Elle tressaillit soudain. Ce n'était pas un rêve, elle avait les yeux ouverts, une foule de personnes l'entourait. Elle voyait leurs silhouettes obscures et lourdes, aller et venir lentement autour d'elle, et le ciel était rosé car c'était celui de l'aurore se levant sur la baie de Casco. Angélique se redressa à demi. Son corps lui parut de plomb. Elle passa la main machinalement sur son visage.

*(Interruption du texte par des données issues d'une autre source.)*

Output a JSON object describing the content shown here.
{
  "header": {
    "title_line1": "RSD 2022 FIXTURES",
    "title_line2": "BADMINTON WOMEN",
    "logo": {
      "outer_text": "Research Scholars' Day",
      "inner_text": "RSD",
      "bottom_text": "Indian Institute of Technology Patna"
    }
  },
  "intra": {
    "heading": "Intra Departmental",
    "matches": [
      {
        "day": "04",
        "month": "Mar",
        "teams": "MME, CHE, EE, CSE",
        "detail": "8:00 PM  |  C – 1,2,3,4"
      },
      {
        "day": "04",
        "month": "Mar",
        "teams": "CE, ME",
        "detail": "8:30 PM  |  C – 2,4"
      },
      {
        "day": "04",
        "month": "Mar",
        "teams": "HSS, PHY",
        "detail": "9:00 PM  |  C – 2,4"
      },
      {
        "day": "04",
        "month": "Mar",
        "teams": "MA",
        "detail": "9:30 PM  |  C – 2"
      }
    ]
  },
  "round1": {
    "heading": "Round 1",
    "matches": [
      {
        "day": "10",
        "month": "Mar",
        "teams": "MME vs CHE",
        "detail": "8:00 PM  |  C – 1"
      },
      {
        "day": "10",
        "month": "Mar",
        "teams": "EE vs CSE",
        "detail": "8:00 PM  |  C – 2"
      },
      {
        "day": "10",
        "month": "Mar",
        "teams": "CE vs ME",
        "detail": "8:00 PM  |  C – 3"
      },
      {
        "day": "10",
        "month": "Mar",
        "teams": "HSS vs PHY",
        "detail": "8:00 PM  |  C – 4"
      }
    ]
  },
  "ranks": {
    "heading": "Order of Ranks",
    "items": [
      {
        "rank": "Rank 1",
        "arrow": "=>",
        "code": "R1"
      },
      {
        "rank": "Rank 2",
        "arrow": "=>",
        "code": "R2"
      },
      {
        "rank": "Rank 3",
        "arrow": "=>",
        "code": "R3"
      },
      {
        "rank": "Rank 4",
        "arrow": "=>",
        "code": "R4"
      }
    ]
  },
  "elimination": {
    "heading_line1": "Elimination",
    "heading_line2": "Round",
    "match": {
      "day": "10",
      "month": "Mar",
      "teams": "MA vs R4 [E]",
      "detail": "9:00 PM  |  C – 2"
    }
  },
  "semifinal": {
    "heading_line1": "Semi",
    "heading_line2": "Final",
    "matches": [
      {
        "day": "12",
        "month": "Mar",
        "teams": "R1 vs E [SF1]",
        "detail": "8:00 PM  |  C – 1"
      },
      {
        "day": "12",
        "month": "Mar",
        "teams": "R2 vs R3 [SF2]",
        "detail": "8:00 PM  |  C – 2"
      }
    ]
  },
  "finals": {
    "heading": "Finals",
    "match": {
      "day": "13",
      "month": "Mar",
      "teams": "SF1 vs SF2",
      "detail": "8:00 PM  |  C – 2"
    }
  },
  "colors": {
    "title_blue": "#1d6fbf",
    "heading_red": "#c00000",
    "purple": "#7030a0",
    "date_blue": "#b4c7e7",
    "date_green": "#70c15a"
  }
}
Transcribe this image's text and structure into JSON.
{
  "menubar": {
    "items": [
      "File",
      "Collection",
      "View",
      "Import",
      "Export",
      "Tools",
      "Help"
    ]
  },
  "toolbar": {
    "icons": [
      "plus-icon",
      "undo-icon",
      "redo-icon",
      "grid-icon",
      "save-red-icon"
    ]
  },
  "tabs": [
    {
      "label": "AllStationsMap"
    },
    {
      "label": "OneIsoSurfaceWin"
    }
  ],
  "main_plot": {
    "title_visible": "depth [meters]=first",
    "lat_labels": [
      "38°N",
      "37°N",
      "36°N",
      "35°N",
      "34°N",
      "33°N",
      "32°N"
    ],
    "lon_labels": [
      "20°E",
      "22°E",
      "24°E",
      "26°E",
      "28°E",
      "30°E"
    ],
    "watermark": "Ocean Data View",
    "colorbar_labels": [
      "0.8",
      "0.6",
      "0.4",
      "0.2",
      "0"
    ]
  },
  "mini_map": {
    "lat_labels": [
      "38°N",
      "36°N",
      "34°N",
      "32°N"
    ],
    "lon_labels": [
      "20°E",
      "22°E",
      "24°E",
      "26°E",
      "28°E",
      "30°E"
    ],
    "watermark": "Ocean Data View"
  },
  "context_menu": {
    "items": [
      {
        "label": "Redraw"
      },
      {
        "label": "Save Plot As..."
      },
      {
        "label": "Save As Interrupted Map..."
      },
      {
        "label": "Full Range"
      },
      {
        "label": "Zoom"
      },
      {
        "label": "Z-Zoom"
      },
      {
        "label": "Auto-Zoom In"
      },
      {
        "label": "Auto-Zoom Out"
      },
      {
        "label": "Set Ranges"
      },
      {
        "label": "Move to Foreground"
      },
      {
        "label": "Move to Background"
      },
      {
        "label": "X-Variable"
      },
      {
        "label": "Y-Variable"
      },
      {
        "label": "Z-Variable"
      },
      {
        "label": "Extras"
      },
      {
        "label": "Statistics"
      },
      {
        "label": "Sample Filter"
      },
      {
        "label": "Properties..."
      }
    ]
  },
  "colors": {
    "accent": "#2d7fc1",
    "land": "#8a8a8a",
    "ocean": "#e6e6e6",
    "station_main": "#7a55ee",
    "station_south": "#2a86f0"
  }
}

Puis elle aperçut Yann à quelques pas. Il était debout, attaché à un arbre. Ligoté solidement, et sa bouche serrée de fureur.
Puis il y avait Aristide Beaumarchand, assis, soutenu par deux matelots inconnus, qui lapait goulûment le contenu d'une bouteille de rhum toute neuve.
– Et voilà, ma jolie, fit-il en ricanant. C'est notre tour de vous posséder...
Une voix dit :
– Tais-toi, vieille ganache. Ce n'est point d'un gentilhomme d'aventures qui se respecte que d'insulter l'adversaire vaincu... Surtout lorsqu'il s'agit d'une belle dame.
Angélique leva les yeux vers celui qui venait de parler. Il semblait jeune, avantageux, bien mis, avec des airs d'ancien page dans son sourire, ses manières.
– Qui êtes-vous donc ? interrogea-t-elle d'une voix sans timbre.
Il ôta son large chapeau orné d'une plume rouge et s'inclina galamment.
– Je me nomme François de Barssempuy.
Et avec un second profond salut, la main sur le cœur :
– Je suis le lieutenant du capitaine Barbe d'Or.